実はシステム的に重婚できないだけで、この町では一夫多妻は禁止されていません。これは耳寄りな情報ですね」
「よかったですね、ラグナさん。これで私とも、遠慮なく結婚できます」
「システムって何ぃぃぃぃ!??」
遂に壁際まで追い詰められたラグナは悲痛な叫びを上げる。
そしてこれから起こるであろう事を予想し、目を閉じ……。
パァン
何故か小さな爆発音が鳴った。
恐る恐る目を開ける。
目の前で紙吹雪が舞っていた。
『は〜い、ドッキリ大成功〜♪』
満面の笑みを浮かべるミストとフィルの手には、使用済みのクラッカー。
続いて玄関が開く。
「あはは……ラグナさん、男がそんなに情けない声を上げちゃダメですよ」
「しっかし、見事に騙されてたな……」
「ゴ、ゴメンねラグナ〜。ラッセルさんがどうしてもって言うから〜……」
メロディに渡していた合鍵で玄関を開けたのだろうか。
ラッセルとカミュがずけずけと家の中へ入ってき、メロディがバツが悪そうに玄関先で手を合わせていた。
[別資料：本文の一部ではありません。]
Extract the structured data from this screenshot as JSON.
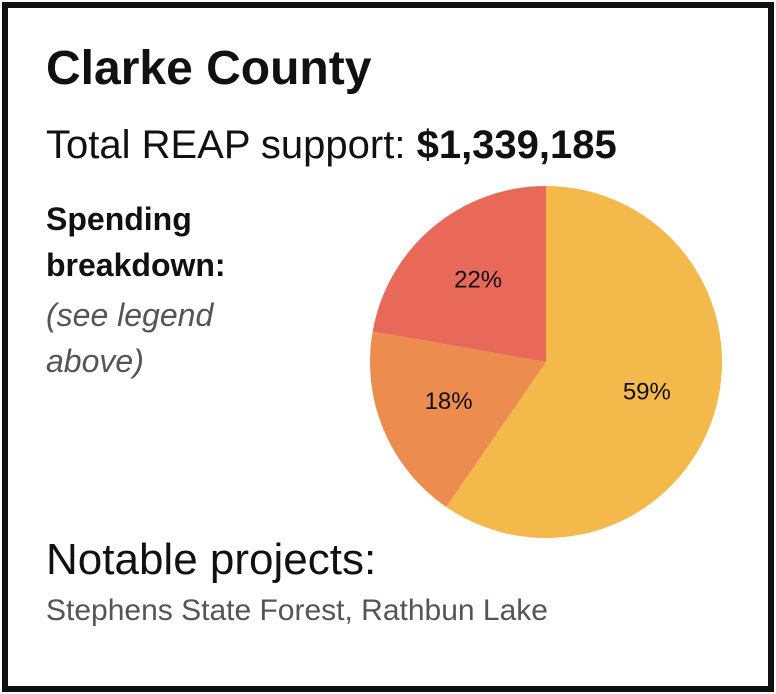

「へ……? あ、あの、ラッセルさん? これは一体……」
間の抜けた顔でラグナは問いかける。
「ちょっとしたお茶目ですよ。楽しんでいただけましたか?」
「いや、あの状況で楽しめるのは部外者だけかと……。
つーか、俺も罪悪感で一杯だったんですけど……」
すかさずツッコミを入れるカミュ。
意外と常識人だ。
「そ、それじゃあ、ミストさんとのことは……」
「もちろんウソですよ。だから安心してください、ラグナさん」
そう言ってフォローを入れるフィル。
それを聞いて脱力しきったラグナは、その場にくずおれる。
「よ……よかった…本当にヤってたら、もうどうしようかと……」
乾いた声で笑いながら、ようやく人心地つくラグナ。
ドッキリで本当に良かった……。
そう思いながらメロディの方を見ると、ミストと彼女がなにやらぼそぼそと話しているのが見えた。
「それはそうと、メロディさん」
「ん? 何、ミスト?」
「えっと……ごちそうさまでした♪」
ラグナ以外の全員の時が止まった。
「え……あの、ミスト。それって……」
「メロディさんはいいですね。あんなにおいしいものを、毎日いただくことが出来て。
……また、あたしにも分けてくださいね」
この一言がトリガーとなった。
「ず、ずるいですミストさん!! 協定違反ですよ!!」
「あら、何のことでしょうか?」
「……ミスト…あんた、覚悟は出来てんでしょうねぇ…?」
「あら? 覚悟が必要なほど強くないですよね? メロディさん」
「じ、上等よ!! 今ここで成敗してくれるわっ! フィル、共同戦線よ!!」
「はいっ! 裏切り者を許すわけにはいきません!!」
どたばたと家の中を駆け回る三人を呆然と見守るラグナの肩に、ラッセルはそっと手を置いた。
「ラグナさん……もう少し『警戒心』というものを持って生活をしたほうがいいですよ」
「……お前には、もう酒は勧めないことにするよ…」
同じように肩を叩くカミュ。
ラグナだけが、何のことか分からないと言いたげな顔でメロディ達を見ているのであった。